Dans le jeu-vidéo Ico, on incarne un jeune garçon du même nom, né avec des cornes (la pauvre maman…), victime d’après ses pairs d’une malédiction. Dans son exil forcé, qui le mène à un château, Ico fait la rencontre de Yorda, une fille douée de mystérieux pouvoirs. Pour parvenir à leurs fins, Ico et Yorda doivent affronter des monstres, des ombres, multiples, difficiles à discerner.

Jusque-là, rien de bien folichon. Un guerrier, une jeune fille, un château, des monstres à répétition, on a là une bonne vieille recette classique de jeu-vidéo. Pour avancer, Ico doit toutefois tenir la main de Yorda. Un lien constant, bien que fragile, unit nos deux héros. Mais on a beau maintenir le bouton appuyé, parfois Yorda nous échappe des mains. Alors, il faut revenir, la relever, pour poursuivre ensemble, pour vaincre l’adversité.
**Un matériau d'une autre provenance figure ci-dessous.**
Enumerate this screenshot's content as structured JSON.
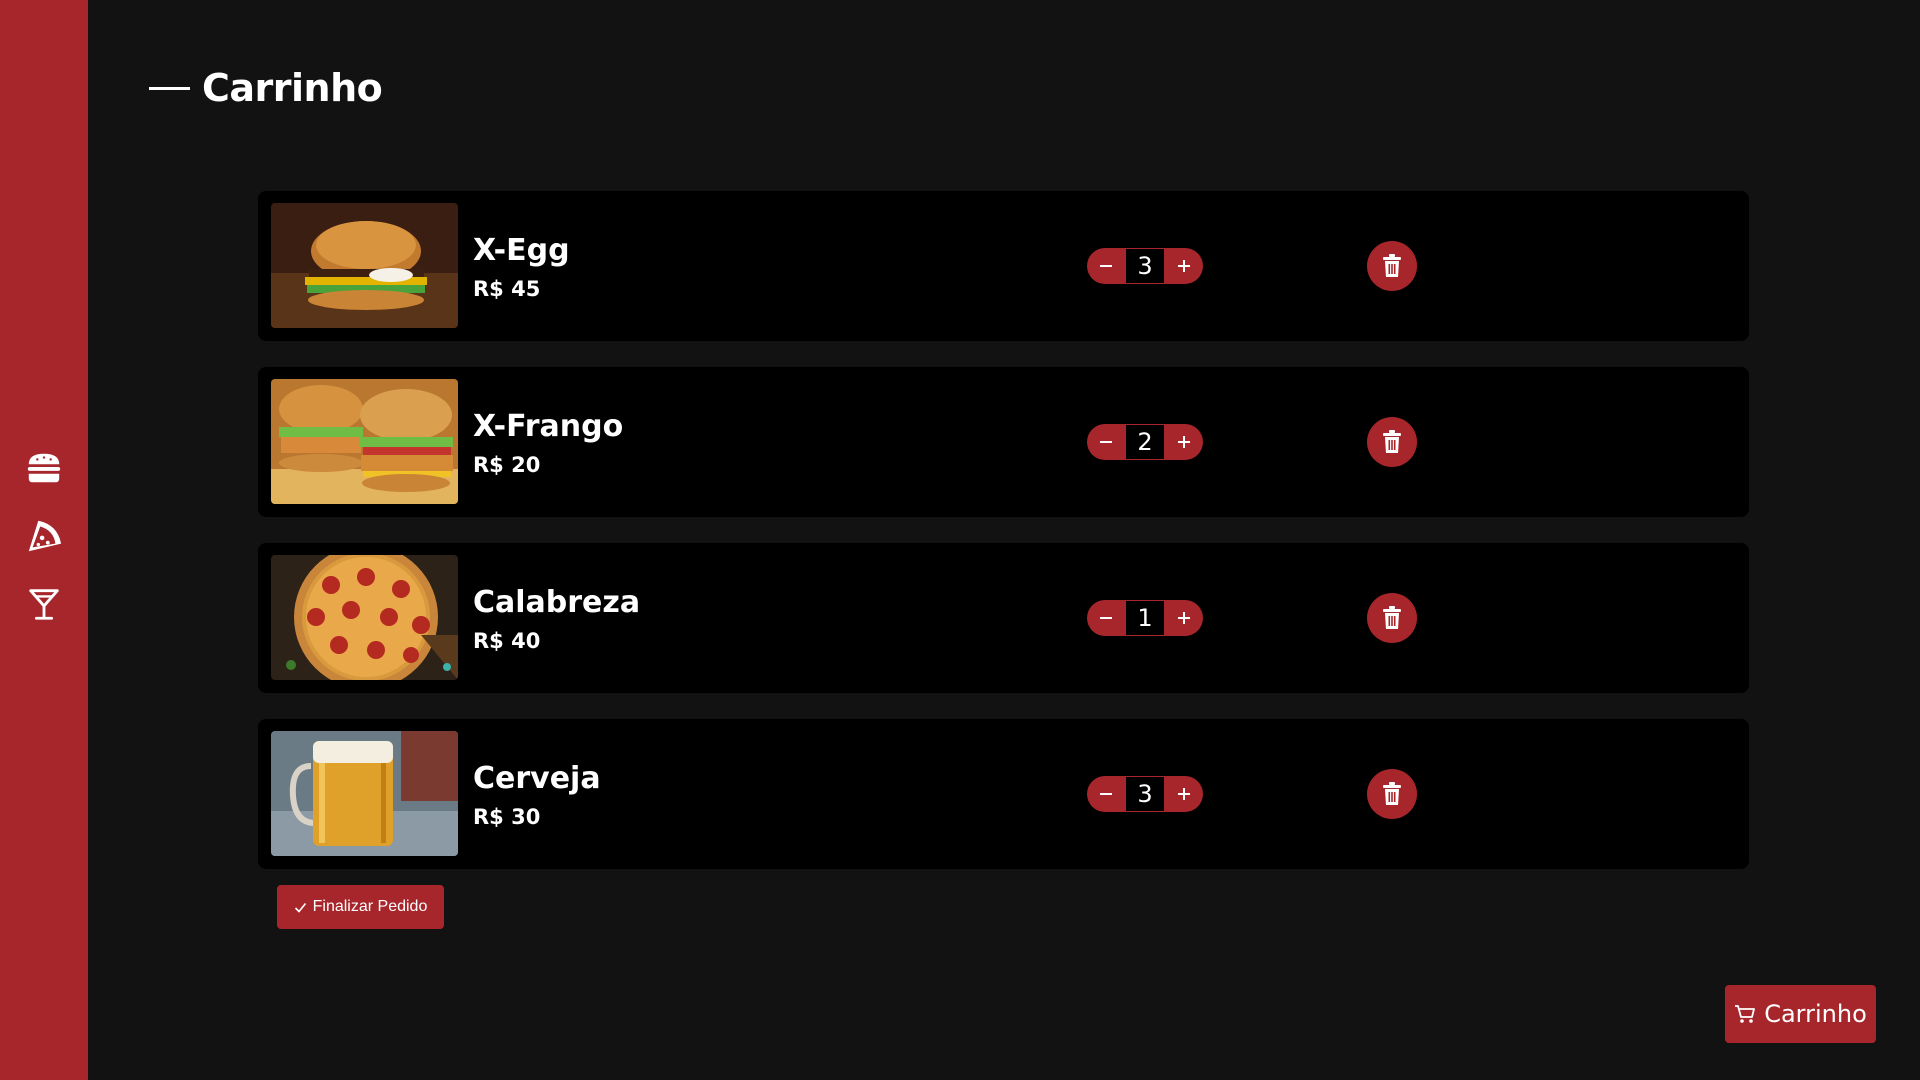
{
  "sidebar": {
    "icons": [
      {
        "name": "burger-icon"
      },
      {
        "name": "pizza-icon"
      },
      {
        "name": "cocktail-icon"
      }
    ]
  },
  "page": {
    "title": "Carrinho"
  },
  "cart": {
    "items": [
      {
        "name": "X-Egg",
        "price": "R$ 45",
        "quantity": "3",
        "image": "burger-egg-photo"
      },
      {
        "name": "X-Frango",
        "price": "R$ 20",
        "quantity": "2",
        "image": "chicken-burger-photo"
      },
      {
        "name": "Calabreza",
        "price": "R$ 40",
        "quantity": "1",
        "image": "pizza-photo"
      },
      {
        "name": "Cerveja",
        "price": "R$ 30",
        "quantity": "3",
        "image": "beer-photo"
      }
    ]
  },
  "actions": {
    "finalize_label": "Finalizar Pedido",
    "cart_label": "Carrinho"
  },
  "colors": {
    "accent": "#a7262b",
    "background": "#121212",
    "card": "#000000"
  }
}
Plus qu’un jeu-vidéo, Ico est un message sur l’entraide, la coopération. C’est par sa capacité à rendre ce lien tangible, unique, que Ico est devenu un classique du jeu-vidéo. Un grand jeu-vidéo.
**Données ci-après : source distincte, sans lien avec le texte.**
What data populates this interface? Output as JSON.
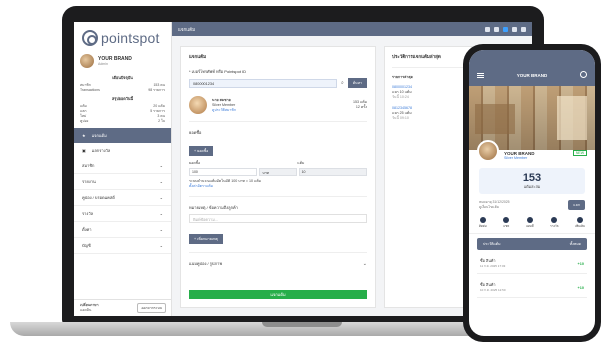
{
  "app": {
    "logo_text": "pointspot"
  },
  "sidebar": {
    "brand_name": "YOUR BRAND",
    "brand_sub": "Admin",
    "stats_head": "เดือนปัจจุบัน",
    "stats": [
      {
        "label": "สมาชิก",
        "value": "153 คน"
      },
      {
        "label": "Transactions",
        "value": "98 รายการ"
      }
    ],
    "summary_head": "สรุปยอดวันนี้",
    "summary_rows": [
      {
        "label": "แต้ม",
        "value": "20 แต้ม"
      },
      {
        "label": "แลก",
        "value": "5 รายการ"
      },
      {
        "label": "ใหม่",
        "value": "3 คน"
      },
      {
        "label": "คูปอง",
        "value": "2 ใบ"
      }
    ],
    "nav_active": "แจกแต้ม",
    "nav_second": "แลกรางวัล",
    "nav_items": [
      "สมาชิก",
      "รายงาน",
      "คูปอง / บรอดแคสต์",
      "รางวัล",
      "ตั้งค่า",
      "บัญชี"
    ],
    "footer_title": "เปลี่ยนภาษา",
    "footer_sub": "แอดมิน",
    "footer_button": "ออกจากระบบ"
  },
  "topbar": {
    "title": "แจกแต้ม"
  },
  "main": {
    "card_title": "แจกแต้ม",
    "phone_label": "* เบอร์โทรศัพท์ หรือ Pointspot ID",
    "phone_value": "0800001234",
    "search_button": "ค้นหา",
    "customer_name": "นาย สมชาย",
    "customer_tier": "Silver Member",
    "customer_link": "ดูประวัติสมาชิก",
    "customer_points_label": "แต้ม",
    "customer_points": "153 แต้ม",
    "customer_visits": "12 ครั้ง",
    "amount_label": "ยอดซื้อ",
    "amount_button": "+ ยอดซื้อ",
    "grid_head": [
      "ยอดซื้อ",
      "",
      "แต้ม"
    ],
    "grid_values": [
      "100",
      "บาท",
      "10"
    ],
    "note_line": "ระบบคำนวณแต้มอัตโนมัติ 100 บาท = 10 แต้ม",
    "note_link": "ตั้งค่าอัตราแต้ม",
    "remark_label": "หมายเหตุ / ข้อความถึงลูกค้า",
    "remark_placeholder": "พิมพ์ข้อความ...",
    "remark_button": "+ เพิ่มหมายเหตุ",
    "coupon_label": "แนบคูปอง / รูปภาพ",
    "submit_label": "แจกแต้ม"
  },
  "side": {
    "title": "ประวัติการแจกแต้มล่าสุด",
    "subtitle": "รายการล่าสุด",
    "entries": [
      {
        "title": "0800001234",
        "text": "แจก 10 แต้ม",
        "date": "วันนี้ 10:24"
      },
      {
        "title": "0812345678",
        "text": "แจก 25 แต้ม",
        "date": "วันนี้ 09:10"
      }
    ]
  },
  "phone": {
    "title": "YOUR BRAND",
    "brand_name": "YOUR BRAND",
    "brand_sub": "Silver Member",
    "badge": "NEW",
    "points": "153",
    "points_label": "แต้มสะสม",
    "info_line1": "หมดอายุ 31/12/2025",
    "info_line2": "ดูเงื่อนไขแต้ม",
    "redeem_button": "แลก",
    "actions": [
      "ติดต่อ",
      "แชท",
      "แผนที่",
      "รางวัล",
      "เพิ่มเติม"
    ],
    "tab_left": "ประวัติแต้ม",
    "tab_right": "ทั้งหมด",
    "transactions": [
      {
        "title": "ซื้อ สินค้า",
        "date": "11 ก.ค. 2025 17:03",
        "points": "+10"
      },
      {
        "title": "ซื้อ สินค้า",
        "date": "10 ก.ค. 2025 12:50",
        "points": "+10"
      }
    ]
  },
  "colors": {
    "primary": "#5e6b85",
    "success": "#27ae4a",
    "link": "#3b7bd8"
  }
}
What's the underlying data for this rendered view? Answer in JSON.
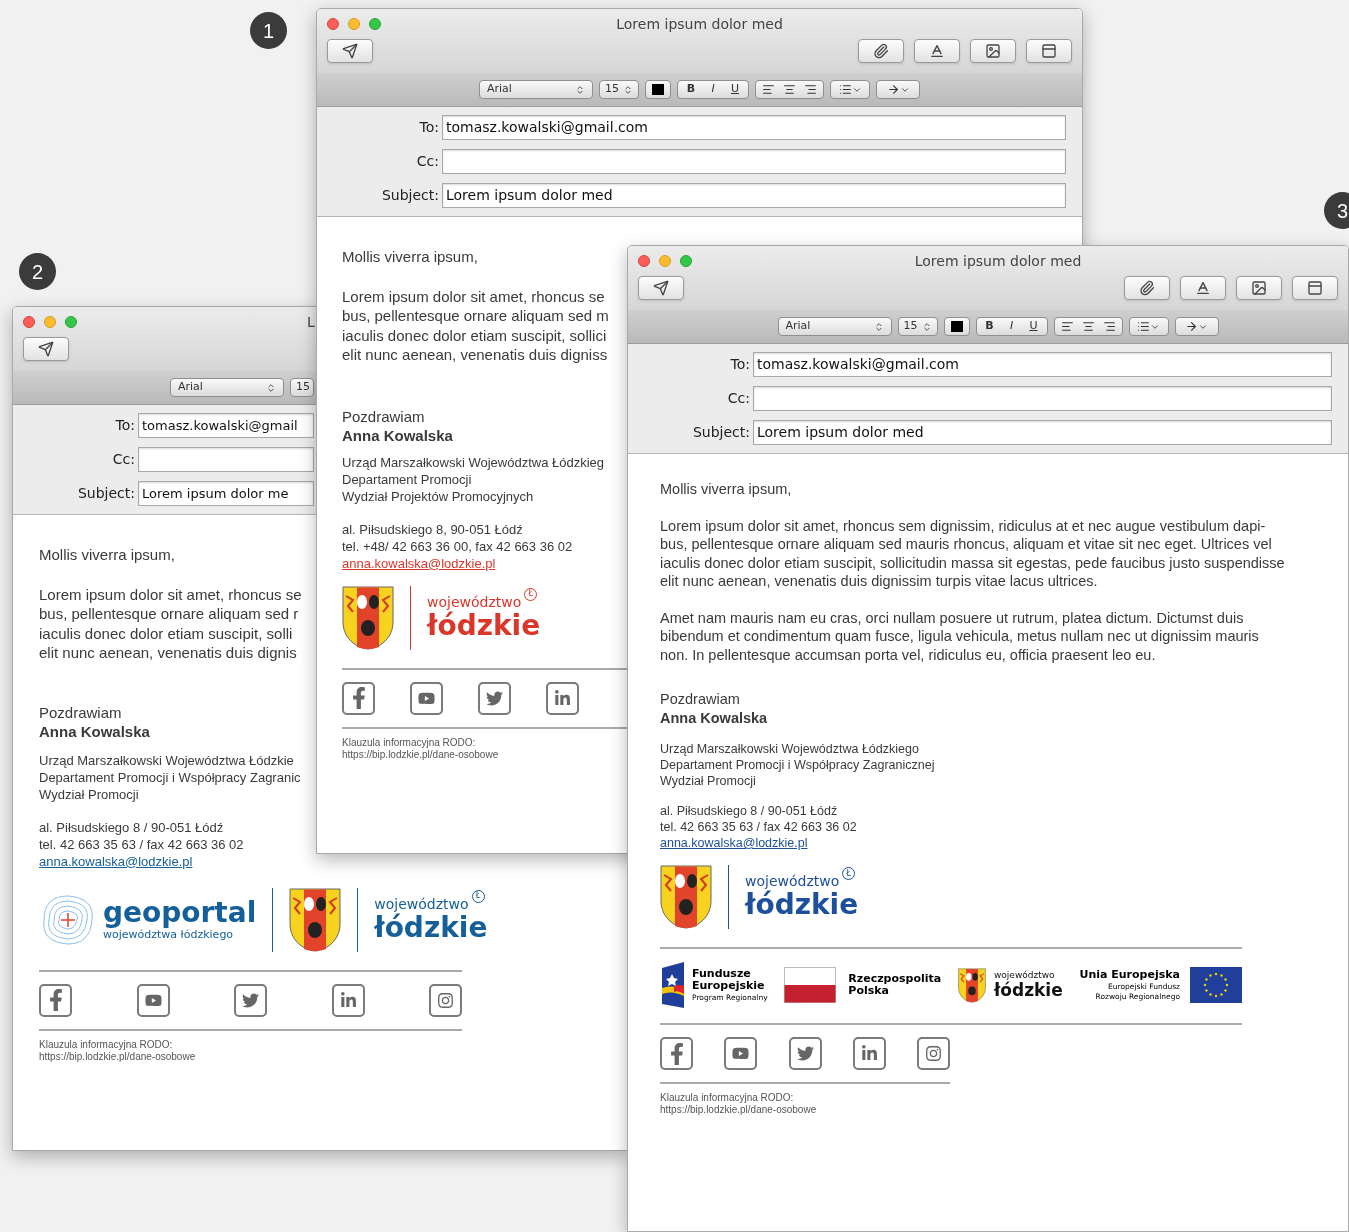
{
  "badges": [
    {
      "number": "1"
    },
    {
      "number": "2"
    },
    {
      "number": "3"
    }
  ],
  "windows": [
    {
      "title": "Lorem ipsum dolor med",
      "toolbar_buttons": [
        {
          "kind": "send"
        },
        {
          "kind": "attach"
        },
        {
          "kind": "fonts"
        },
        {
          "kind": "photo"
        },
        {
          "kind": "template"
        }
      ],
      "format_bar": {
        "font": "Arial",
        "size": "15",
        "styles": [
          "B",
          "I",
          "U"
        ]
      },
      "fields": [
        {
          "label": "To:",
          "value": "tomasz.kowalski@gmail.com"
        },
        {
          "label": "Cc:"
        },
        {
          "label": "Subject:",
          "value": "Lorem ipsum dolor med"
        }
      ],
      "greeting": "Mollis viverra ipsum,",
      "paragraphs": [
        [
          "Lorem ipsum dolor sit amet, rhoncus se",
          "bus, pellentesque ornare aliquam sed m",
          "iaculis donec dolor etiam suscipit, sollici",
          "elit nunc aenean, venenatis duis digniss"
        ]
      ],
      "closing": "Pozdrawiam",
      "name": "Anna Kowalska",
      "organization": [
        "Urząd Marszałkowski Województwa Łódzkieg",
        "Departament Promocji",
        "Wydział Projektów Promocyjnych"
      ],
      "address": [
        "al. Piłsudskiego 8, 90-051 Łódź",
        "tel. +48/ 42 663 36 00, fax 42 663 36 02"
      ],
      "email": "anna.kowalska@lodzkie.pl",
      "logos": [
        {
          "kind": "crest"
        },
        {
          "kind": "wordmark",
          "top": "województwo",
          "bottom": "łódzkie",
          "mark": "Ł",
          "color": "#d9372a"
        }
      ],
      "social": [
        {
          "kind": "facebook"
        },
        {
          "kind": "youtube"
        },
        {
          "kind": "twitter"
        },
        {
          "kind": "linkedin"
        }
      ],
      "footer": [
        "Klauzula informacyjna RODO:",
        "https://bip.lodzkie.pl/dane-osobowe"
      ]
    },
    {
      "title": "L",
      "toolbar_buttons": [
        {
          "kind": "send"
        }
      ],
      "format_bar": {
        "font": "Arial",
        "size": "15"
      },
      "fields": [
        {
          "label": "To:",
          "value": "tomasz.kowalski@gmail"
        },
        {
          "label": "Cc:"
        },
        {
          "label": "Subject:",
          "value": "Lorem ipsum dolor me"
        }
      ],
      "greeting": "Mollis viverra ipsum,",
      "paragraphs": [
        [
          "Lorem ipsum dolor sit amet, rhoncus se",
          "bus, pellentesque ornare aliquam sed r",
          "iaculis donec dolor etiam suscipit, solli",
          "elit nunc aenean, venenatis duis dignis"
        ]
      ],
      "closing": "Pozdrawiam",
      "name": "Anna Kowalska",
      "organization": [
        "Urząd Marszałkowski Województwa Łódzkie",
        "Departament Promocji i Współpracy Zagranic",
        "Wydział Promocji"
      ],
      "address": [
        "al. Piłsudskiego 8 / 90-051 Łódź",
        "tel. 42 663 35 63 / fax 42 663 36 02"
      ],
      "email": "anna.kowalska@lodzkie.pl",
      "logos": [
        {
          "kind": "geoportal",
          "top": "geoportal",
          "bottom": "województwa łódzkiego"
        },
        {
          "kind": "crest"
        },
        {
          "kind": "wordmark",
          "top": "województwo",
          "bottom": "łódzkie",
          "mark": "Ł",
          "color": "#16609a"
        }
      ],
      "social": [
        {
          "kind": "facebook"
        },
        {
          "kind": "youtube"
        },
        {
          "kind": "twitter"
        },
        {
          "kind": "linkedin"
        },
        {
          "kind": "instagram"
        }
      ],
      "footer": [
        "Klauzula informacyjna RODO:",
        "https://bip.lodzkie.pl/dane-osobowe"
      ]
    },
    {
      "title": "Lorem ipsum dolor med",
      "toolbar_buttons": [
        {
          "kind": "send"
        },
        {
          "kind": "attach"
        },
        {
          "kind": "fonts"
        },
        {
          "kind": "photo"
        },
        {
          "kind": "template"
        }
      ],
      "format_bar": {
        "font": "Arial",
        "size": "15",
        "styles": [
          "B",
          "I",
          "U"
        ]
      },
      "fields": [
        {
          "label": "To:",
          "value": "tomasz.kowalski@gmail.com"
        },
        {
          "label": "Cc:"
        },
        {
          "label": "Subject:",
          "value": "Lorem ipsum dolor med"
        }
      ],
      "greeting": "Mollis viverra ipsum,",
      "paragraphs": [
        [
          "Lorem ipsum dolor sit amet, rhoncus sem dignissim, ridiculus at et nec augue vestibulum dapi-",
          "bus, pellentesque ornare aliquam sed mauris rhoncus, aliquam et vitae sit nec eget. Ultrices vel",
          "iaculis donec dolor etiam suscipit, sollicitudin massa sit egestas, pede faucibus justo suspendisse",
          "elit nunc aenean, venenatis duis dignissim turpis vitae lacus ultrices."
        ],
        [
          "Amet nam mauris nam eu cras, orci nullam posuere ut rutrum, platea dictum. Dictumst duis",
          "bibendum et condimentum quam fusce, ligula vehicula, metus nullam nec ut dignissim mauris",
          "non. In pellentesque accumsan porta vel, ridiculus eu, officia praesent leo eu."
        ]
      ],
      "closing": "Pozdrawiam",
      "name": "Anna Kowalska",
      "organization": [
        "Urząd Marszałkowski Województwa Łódzkiego",
        "Departament Promocji i Współpracy Zagranicznej",
        "Wydział Promocji"
      ],
      "address": [
        "al. Piłsudskiego 8 / 90-051 Łódź",
        "tel. 42 663 35 63 / fax 42 663 36 02"
      ],
      "email": "anna.kowalska@lodzkie.pl",
      "logos": [
        {
          "kind": "crest"
        },
        {
          "kind": "wordmark",
          "top": "województwo",
          "bottom": "łódzkie",
          "mark": "Ł",
          "color": "#1d4f9c"
        }
      ],
      "funding_logos": [
        {
          "kind": "fe",
          "lines": [
            "Fundusze",
            "Europejskie",
            "Program Regionalny"
          ]
        },
        {
          "kind": "pl_flag",
          "lines": [
            "Rzeczpospolita",
            "Polska"
          ]
        },
        {
          "kind": "region",
          "lines": [
            "województwo",
            "łódzkie"
          ]
        },
        {
          "kind": "eu",
          "lines": [
            "Unia Europejska",
            "Europejski Fundusz",
            "Rozwoju Regionalnego"
          ]
        }
      ],
      "social": [
        {
          "kind": "facebook"
        },
        {
          "kind": "youtube"
        },
        {
          "kind": "twitter"
        },
        {
          "kind": "linkedin"
        },
        {
          "kind": "instagram"
        }
      ],
      "footer": [
        "Klauzula informacyjna RODO:",
        "https://bip.lodzkie.pl/dane-osobowe"
      ]
    }
  ]
}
Le clip de "Weigh me Down", au même titre que celui de "Diamond", utilise également les codes visuels du jeu-vidéo. Egalement vu de côté, le double pixélisé de Marcos Ortega y a cependant bien grandi. Fini les teintes d'un gris bleuté s’évanouissant dans l’obscurité, Weigh Me Down passe dans le rouge. Le rouge d’un carton. Un rouge de colère, un rouge de frustration, un rouge de sang. Il a grandi, au milieu de ces arbres mystérieux, les mêmes que l’on trouve en abondance dans le clip de Diamond. Comme Ico, LORN est victime de la même malédiction : des cornes lui ont poussé sur la tête. Mais contrairement à Diamond, où l’ombre poursuit notre héros, contraint à avancer en ligne droite, ici les ombres s’incarnent dans des humains. Fini l’avancée en ligne droite, fini l’enfance, fini l’errance, LORN doit désormais parcourir son propre chemin. Mais il est bousculé, une fois, deux fois, et plus encore. Alors, il chute, dans un wagon, plein d’êtres semblables avec des cornes. Des vaches qui terminent à l’abattoir, tout comme lui, dans un bain de sang.
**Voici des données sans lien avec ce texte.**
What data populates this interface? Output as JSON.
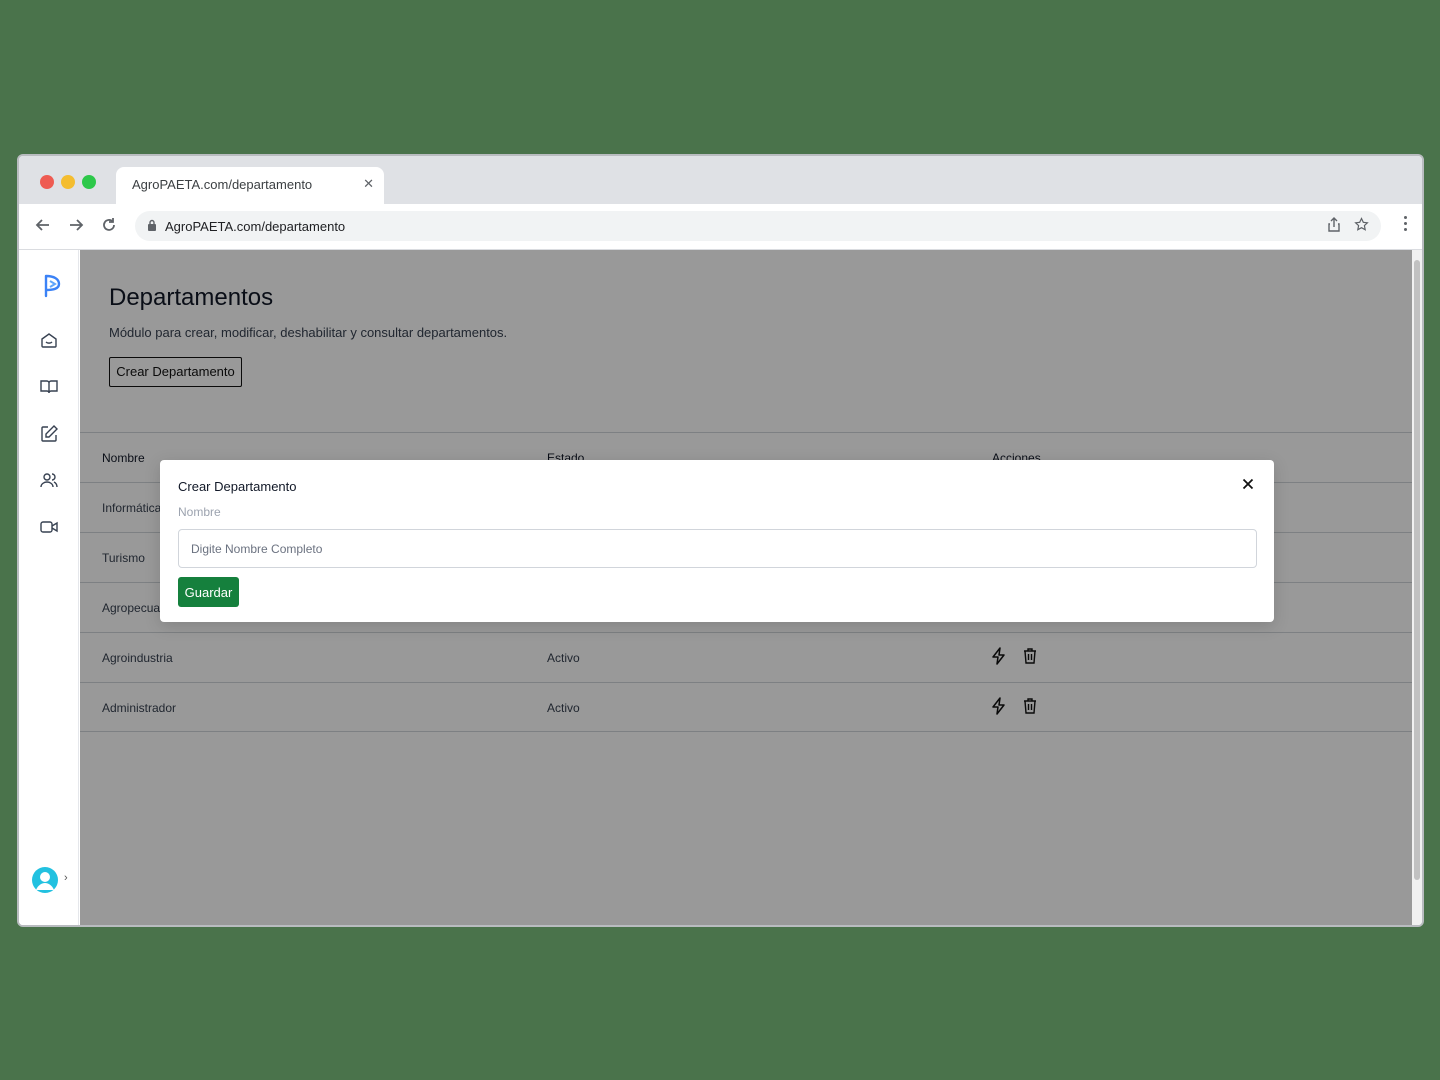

Il s’enfuit de justesse. Ces vaches que l’on a découpées, les ombres les achètent, les consomment, la tête cornée dans leur caddie. De l’abattoir, nous sommes passés au supermarché. Puis il y a ce ciel, qui semble lui parler, qui nous parle à nous, spect-acteurs de cette société. Les paroles témoignent d’une résolution inébranlable, à ne pas se faire avoir par des faux semblants. Le message est court, mais incisif. Finalement, devant un parterre d’humains consommant à même une pile de carcasses, LORN s’énerve et se transforme en une créature au regard haineux, mi-nautore, mi-Satan, devant un crucifix inversé. La fin verse dans une boucherie d’un autre genre, que LORN signe de son nom dans les ruines d’une industrie agro-alimentaire dévastée.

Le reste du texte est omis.